Time for Time Travel Talk
Time travel is a fascinating subject considering its impossibility due to the laws of physics (punks). While we are "all" time travelers in a sense, moving forward at a rate of 1:1 just doesn't have the same excitement as mixing it up and jumping through time like its a water park slide. I am quite a movie fanatic and a good portion of my collection deal with time travel in one way or the other. Upon gazing across the DVD's I began to notice there were patterns between these different takes on impossibility. While new methods of time travel storytelling are always popping up, the classics fall into a few categories worth discussing. Note: Much of the discussion below involves plot spoilers.
Alternate Futures - Changing Time Tracks
Back to the Future II The Back to the future Trilogy is a great Sci-Fi staple of the changing tracks view on time travel. This theory is best explained by Doctor Emmet Brown. On an old chalk board he draws out how when they took the DeLorean back to 1985, because of Biff's tampering with the timeline they were now in an alternate timeline. In this timeline Biff was powerful and wealthy and married to Marty's mother!
Star Trek This method of time travel is also used in the 2009 Star Trek film. The entire plot takes place in an alternate Star Trek universe where many historical points are different from the "Prime" universe we have grown up with on television with William Shatner.
Predestination Loop - You Just Didn't Know It
Twelve Monkeys I enjoy the recursive nature within the film Twelve Monkeys. James Cole (Bruce Willis) travels back in time to before a worldwide epidemic wipes out most of the population. He is attempting to discover what caused this massive plague. Speckled throughout the film are flashback sequences of a young James recalling a traumatic day at the airport. The man causing all of the ruckus turns out to be the elder James while his is back in time. This predestination loop theory revolves around the audience believing the story is viewed from the main characters point in time. The audience is continuously transplanted between our normal time perspective of the present to James's view from the future. This is an important concept in all time travel movies as you are not only setting up which characters perspective we are using, but what time we view the unfolding events from.
The Time Machine The 2002 remake also exists within a predestination loop. No matter how many times Alexander travels back and tries to save the life of his beloved he cannot. It is predestined. As stated by the Über-Morlock, "You built your time machine because of Emma's death. If she had lived, it would never have existed. So how could you use your machine to go back in time and save her? You are the inescapable result of your tragedy, just as I am the inescapable result of you. You have your answer. Now go."

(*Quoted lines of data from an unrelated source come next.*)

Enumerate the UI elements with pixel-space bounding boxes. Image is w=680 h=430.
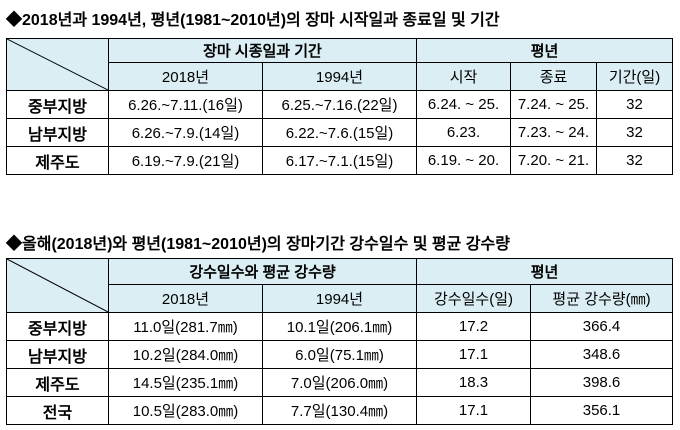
cell: 32 (595, 118, 674, 147)
data-row: 남부지방 10.2일(284.0㎜) 6.0일(75.1㎜) 17.1 348.6 (6, 340, 674, 369)
cell: 14.5일(235.1㎜) (108, 368, 263, 397)
data-row: 남부지방 6.26.~7.9.(14일) 6.22.~7.6.(15일) 6.23. 7… (6, 118, 674, 147)
header-cell: 종료 (510, 62, 597, 91)
header-cell: 기간(일) (595, 62, 674, 91)
row-header: 제주도 (6, 146, 109, 175)
row-header: 전국 (6, 396, 109, 425)
corner-cell (6, 258, 109, 313)
data-row: 전국 10.5일(283.0㎜) 7.7일(130.4㎜) 17.1 356.1 (6, 396, 674, 425)
cell: 356.1 (529, 396, 674, 425)
corner-cell (6, 38, 109, 91)
row-header: 남부지방 (6, 340, 109, 369)
cell: 7.24. ~ 25. (510, 90, 597, 119)
cell: 10.1일(206.1㎜) (262, 312, 417, 341)
row-header: 제주도 (6, 368, 109, 397)
table: 강수일수와 평균 강수량 평년 2018년 1994년 강수일수(일) 평균 강수량(㎜)… (6, 258, 674, 425)
cell: 6.19. ~ 20. (416, 146, 511, 175)
cell: 7.0일(206.0㎜) (262, 368, 417, 397)
cell: 6.26.~7.9.(14일) (108, 118, 263, 147)
table: 장마 시종일과 기간 평년 2018년 1994년 시작 종료 기간(일) 중부지방 6.26.… (6, 38, 674, 175)
cell: 6.24. ~ 25. (416, 90, 511, 119)
cell: 10.5일(283.0㎜) (108, 396, 263, 425)
data-row: 중부지방 11.0일(281.7㎜) 10.1일(206.1㎜) 17.2 366.4 (6, 312, 674, 341)
cell: 366.4 (529, 312, 674, 341)
diagonal (7, 39, 108, 90)
header-row: 강수일수와 평균 강수량 평년 (6, 258, 674, 313)
header-row: 2018년 1994년 강수일수(일) 평균 강수량(㎜) (7, 284, 674, 313)
header-cell: 평년 (415, 258, 674, 285)
header-cell: 2018년 (108, 284, 263, 313)
header-cell: 강수일수(일) (416, 284, 531, 313)
header-cell: 평균 강수량(㎜) (529, 284, 674, 313)
cell: 17.1 (416, 396, 531, 425)
cell: 32 (595, 146, 674, 175)
row-header: 중부지방 (6, 90, 109, 119)
cell: 6.26.~7.11.(16일) (108, 90, 263, 119)
data-row: 중부지방 6.26.~7.11.(16일) 6.25.~7.16.(22일) 6.24… (6, 90, 674, 119)
data-row: 제주도 14.5일(235.1㎜) 7.0일(206.0㎜) 18.3 398.6 (6, 368, 674, 397)
row-header: 중부지방 (6, 312, 109, 341)
cell: 6.19.~7.9.(21일) (108, 146, 263, 175)
cell: 32 (595, 90, 674, 119)
cell: 17.1 (416, 340, 531, 369)
cell: 7.20. ~ 21. (510, 146, 597, 175)
header-cell: 1994년 (262, 62, 417, 91)
cell: 6.17.~7.1.(15일) (262, 146, 417, 175)
header-cell: 2018년 (108, 62, 263, 91)
diagonal (7, 259, 108, 312)
header-cell: 강수일수와 평균 강수량 (108, 258, 417, 285)
header-row: 장마 시종일과 기간 평년 (6, 38, 674, 91)
cell: 6.25.~7.16.(22일) (262, 90, 417, 119)
cell: 7.23. ~ 24. (510, 118, 597, 147)
cell: 6.23. (416, 118, 511, 147)
cell: 18.3 (416, 368, 531, 397)
header-cell: 시작 (416, 62, 511, 91)
cell: 11.0일(281.7㎜) (108, 312, 263, 341)
cell: 398.6 (529, 368, 674, 397)
section-title: ◆올해(2018년)와 평년(1981~2010년)의 장마기간 강수일수 및 … (6, 236, 510, 253)
header-cell: 1994년 (262, 284, 417, 313)
cell: 6.0일(75.1㎜) (262, 340, 417, 369)
data-row: 제주도 6.19.~7.9.(21일) 6.17.~7.1.(15일) 6.19. ~… (6, 146, 674, 175)
section-title: ◆2018년과 1994년, 평년(1981~2010년)의 장마 시작일과 종… (6, 12, 500, 29)
cell: 17.2 (416, 312, 531, 341)
cell: 7.7일(130.4㎜) (262, 396, 417, 425)
header-row: 2018년 1994년 시작 종료 기간(일) (7, 62, 674, 91)
cell: 10.2일(284.0㎜) (108, 340, 263, 369)
header-cell: 장마 시종일과 기간 (108, 38, 417, 63)
row-header: 남부지방 (6, 118, 109, 147)
cell: 348.6 (529, 340, 674, 369)
header-cell: 평년 (415, 38, 674, 63)
cell: 6.22.~7.6.(15일) (262, 118, 417, 147)
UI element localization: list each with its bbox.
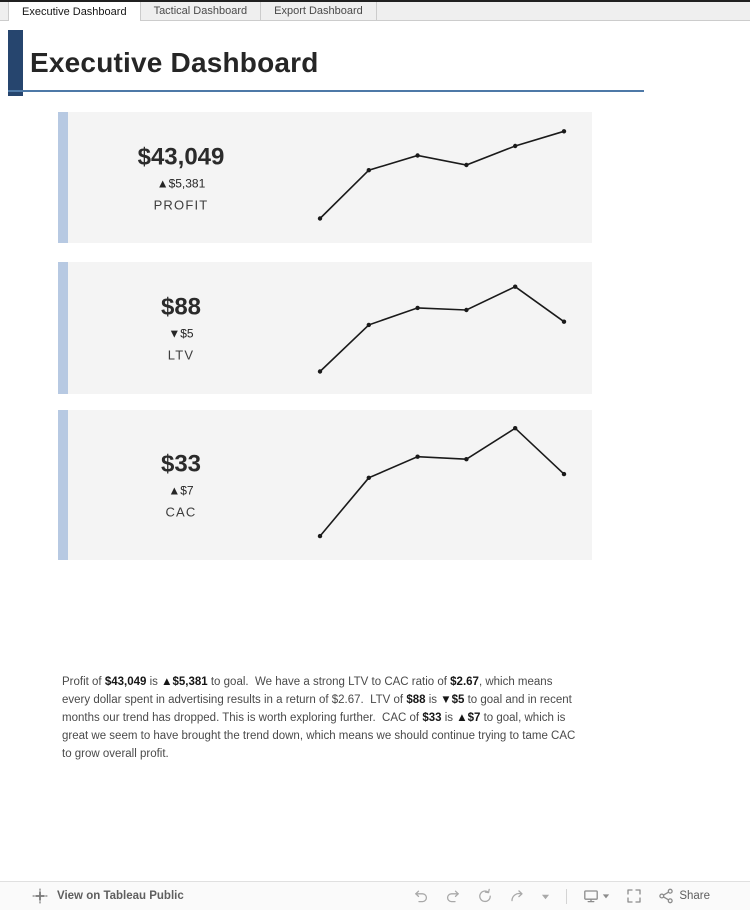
tab-executive-dashboard[interactable]: Executive Dashboard [8,2,141,21]
kpi-accent-bar [58,262,68,394]
share-button[interactable]: Share [658,888,710,904]
kpi-value-ltv: $88 [160,293,202,321]
undo-icon[interactable] [413,888,429,904]
toolbar-right: Share [413,888,710,904]
kpi-delta-cac: ▲$7 [168,483,194,498]
toolbar-separator [566,888,568,904]
replay-icon[interactable] [477,888,493,904]
refresh-icon[interactable] [509,888,525,904]
cac-sparkline-chart[interactable] [308,412,578,556]
view-on-tableau-public-link[interactable]: View on Tableau Public [57,890,184,902]
kpi-text-block: $43,049 ▲$5,381 PROFIT [74,143,288,212]
kpi-value-cac: $33 [160,450,202,478]
kpi-text-block: $88 ▼$5 LTV [74,294,288,363]
ltv-sparkline-chart[interactable] [308,264,578,390]
display-caret-icon [603,894,610,899]
tableau-public-toolbar: View on Tableau Public [0,881,750,910]
share-icon [659,888,674,904]
title-underline [8,90,644,92]
tableau-logo-icon[interactable] [32,888,48,904]
kpi-text-block: $33 ▲$7 CAC [74,451,288,520]
summary-text: Profit of $43,049 is ▲$5,381 to goal. We… [62,676,579,760]
kpi-label-cac: CAC [165,504,197,520]
kpi-card-cac: $33 ▲$7 CAC [58,410,592,560]
tab-export-dashboard[interactable]: Export Dashboard [261,2,377,20]
tab-tactical-dashboard[interactable]: Tactical Dashboard [141,2,262,20]
kpi-delta-ltv: ▼$5 [168,326,194,341]
share-button-label: Share [679,890,710,902]
kpi-card-ltv: $88 ▼$5 LTV [58,262,592,394]
kpi-accent-bar [58,112,68,243]
fullscreen-icon[interactable] [626,888,642,904]
caret-down-icon[interactable] [541,892,550,901]
kpi-delta-profit: ▲$5,381 [156,176,206,190]
profit-sparkline-chart[interactable] [308,114,578,239]
kpi-accent-bar [58,410,68,560]
toolbar-left: View on Tableau Public [32,888,184,904]
redo-icon[interactable] [445,888,461,904]
kpi-value-profit: $43,049 [137,143,225,170]
display-mode-icon[interactable] [583,888,610,904]
kpi-card-profit: $43,049 ▲$5,381 PROFIT [58,112,592,243]
kpi-label-profit: PROFIT [153,197,209,212]
page-title: Executive Dashboard [30,47,319,78]
sheet-tab-bar: Executive Dashboard Tactical Dashboard E… [0,0,750,21]
kpi-label-ltv: LTV [167,347,195,363]
title-accent-bar [8,30,23,96]
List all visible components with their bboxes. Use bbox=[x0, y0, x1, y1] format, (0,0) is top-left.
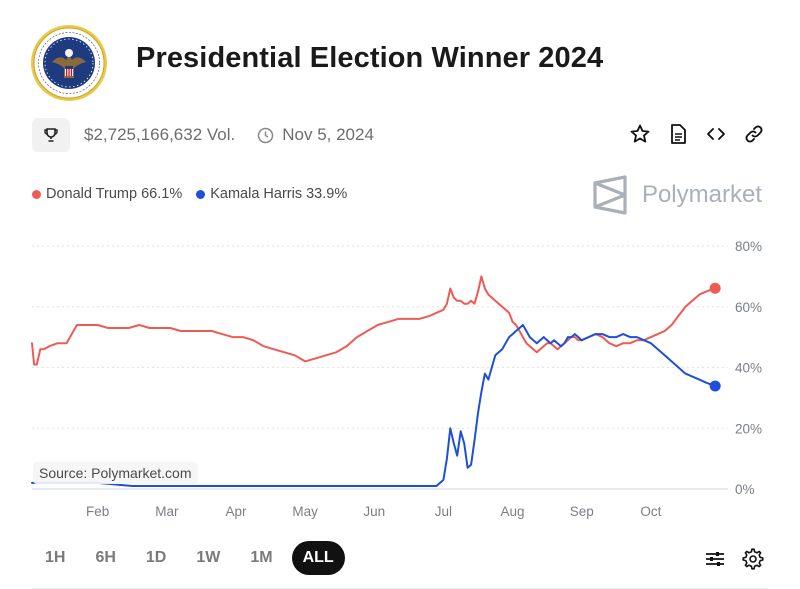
star-icon bbox=[630, 124, 650, 143]
polymarket-brand-text: Polymarket bbox=[641, 181, 762, 208]
legend-label-harris: Kamala Harris 33.9% bbox=[210, 186, 348, 202]
range-1d-button[interactable]: 1D bbox=[145, 549, 167, 566]
document-icon bbox=[671, 124, 686, 144]
legend-dot-trump bbox=[32, 189, 41, 199]
y-tick-label: 0% bbox=[735, 482, 755, 497]
gear-icon bbox=[742, 548, 764, 570]
x-axis-ticks: Feb Mar Apr May Jun Jul Aug Sep Oct bbox=[86, 504, 662, 519]
legend-dot-harris bbox=[196, 189, 206, 199]
embed-button[interactable] bbox=[704, 122, 728, 146]
chart-settings-button[interactable] bbox=[704, 548, 726, 570]
legend-label-trump: Donald Trump 66.1% bbox=[46, 186, 183, 202]
range-1m-button[interactable]: 1M bbox=[250, 549, 273, 566]
y-tick-label: 20% bbox=[735, 421, 762, 436]
price-history-chart[interactable]: 0% 20% 40% 60% 80% Feb Mar Apr May Jun Jul Aug Sep O… bbox=[0, 230, 800, 530]
chart-controls bbox=[704, 548, 764, 570]
series-endpoint-0 bbox=[709, 282, 721, 294]
y-tick-label: 60% bbox=[735, 300, 762, 315]
x-tick-label: Mar bbox=[155, 504, 179, 519]
trophy-button[interactable] bbox=[32, 118, 70, 152]
chart-legend: Donald Trump 66.1% Kamala Harris 33.9% bbox=[32, 186, 361, 202]
trophy-icon bbox=[44, 128, 58, 142]
legend-item-harris: Kamala Harris 33.9% bbox=[196, 186, 347, 202]
time-range-selector: 1H 6H 1D 1W 1M ALL bbox=[34, 541, 345, 575]
x-tick-label: Oct bbox=[640, 504, 661, 519]
x-tick-label: Jul bbox=[435, 504, 452, 519]
range-1w-button[interactable]: 1W bbox=[196, 549, 221, 566]
x-tick-label: May bbox=[292, 504, 318, 519]
gear-button[interactable] bbox=[742, 548, 764, 570]
embed-code-icon bbox=[707, 128, 725, 140]
clock-icon bbox=[258, 127, 274, 143]
y-tick-label: 40% bbox=[735, 361, 762, 376]
volume-text: $2,725,166,632 Vol. bbox=[84, 125, 236, 144]
series-line-0 bbox=[31, 275, 717, 366]
link-icon bbox=[745, 125, 763, 143]
y-axis-ticks: 0% 20% 40% 60% 80% bbox=[735, 239, 762, 497]
document-button[interactable] bbox=[666, 122, 690, 146]
x-tick-label: Feb bbox=[86, 504, 109, 519]
legend-item-trump: Donald Trump 66.1% bbox=[32, 186, 182, 202]
x-tick-label: Aug bbox=[501, 504, 525, 519]
range-6h-button[interactable]: 6H bbox=[95, 549, 116, 566]
chart-series bbox=[31, 275, 721, 487]
polymarket-logo-icon bbox=[593, 175, 627, 215]
page-title: Presidential Election Winner 2024 bbox=[136, 42, 604, 74]
market-meta: $2,725,166,632 Vol. Nov 5, 2024 bbox=[32, 118, 374, 152]
polymarket-watermark: Polymarket bbox=[592, 175, 762, 215]
chart-grid bbox=[32, 245, 728, 490]
range-all-button[interactable]: ALL bbox=[291, 541, 345, 575]
series-line-1 bbox=[31, 324, 717, 487]
sliders-icon bbox=[706, 552, 724, 566]
source-label: Source: Polymarket.com bbox=[33, 462, 198, 484]
market-actions bbox=[628, 122, 766, 146]
x-tick-label: Apr bbox=[225, 504, 247, 519]
range-1h-button[interactable]: 1H bbox=[45, 549, 66, 566]
x-tick-label: Jun bbox=[363, 504, 385, 519]
star-button[interactable] bbox=[628, 122, 652, 146]
copy-link-button[interactable] bbox=[742, 122, 766, 146]
series-endpoint-1 bbox=[709, 380, 721, 392]
end-date-text: Nov 5, 2024 bbox=[282, 125, 374, 144]
presidential-seal-icon bbox=[31, 25, 107, 101]
y-tick-label: 80% bbox=[735, 239, 762, 254]
x-tick-label: Sep bbox=[570, 504, 594, 519]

The Terminator This is another great example of a predestination loop. Kyle Reese is predestined to conceive John Conner with Sarah Conner. Yet John Conner is the one who sends his "father" back in time. This paradox occurs due to the audience's shift of time perspective. The film begins with the "future" where the machines have taken over and the resistance is fighting it's last fight. But we inherently pull our perspective back to our own time and then view the paradox of John Conner's birth. Had we remained in the future no paradox would appear to exist.
Donnie Darko It took a couple of viewings to have this predestination paradox make sense. This is mostly due to the fact that Donnie Darko is not just a time travel movie, but deals with many other deep issues of consciousness, time, predetermination, and physics. This website helps sort through the deep plot.
Parallel Universes - Same Time, New Duds
Star Trek: The Next Generation The seventh season episode "Parallels" exhibits an interesting time travel style. Lt. Worf jumps between parallel universes, he does not move forward or backward in time. It remains Stardate 47391.2 no matter which universe he is occupying. The multiverse theory dictates that every action and choice we make results in an infinite number of universes where we make "all" choices. Worf moved between a few of these universes which were similar to his "prime" universe but different in key ways. Different species were at war, uniforms and ranks were different, and in one sliver of time the Borg had destroyed the federation.
Back and Forth - Standard Time Travel
The Time Machine In the 1960 version of The Time Machine George travels in his machine to the far flung future of the year 802,701. He is simply interested in viewing the progress of mankind, not altering the past. His time machine is more of an accelerator, propelling him into the distant future.
In Sync - Its in Real Time
Frequency Frequency is unique among time travel films in that it deals with a direct radio link between 1999 and 1969. This connection happens in "realtime", at least a sense of realtime as perceived by the audience. This creates the dramatic conclusion where the heated struggle in 1969 changes the timeline and floods new memories and altered physical appearances into 1999.
No Effect - We Don't Care
Bill and Ted's Excellent Adventure Add one part Richard Carlin, one 80's phone booth, and the greatest historical personalties from Napoleon to So-Crates! This film takes a loose look on the laws that might govern time travel. So be most excellent to each other and watch it.
Doctor Who To quote the Doctor, "People assume that time is a strict progression of cause to effect, but actually, from a non-linear, non-subjective viewpoint, it's more like a big ball of wibbly-wobbly... timey-wimey... stuff." I find it best to view Doctor Who as a fantasy. The Doctor is a wizard with his sonic screwdriver to "magically" open doors and repair things. Time is all wibbly-wobbly!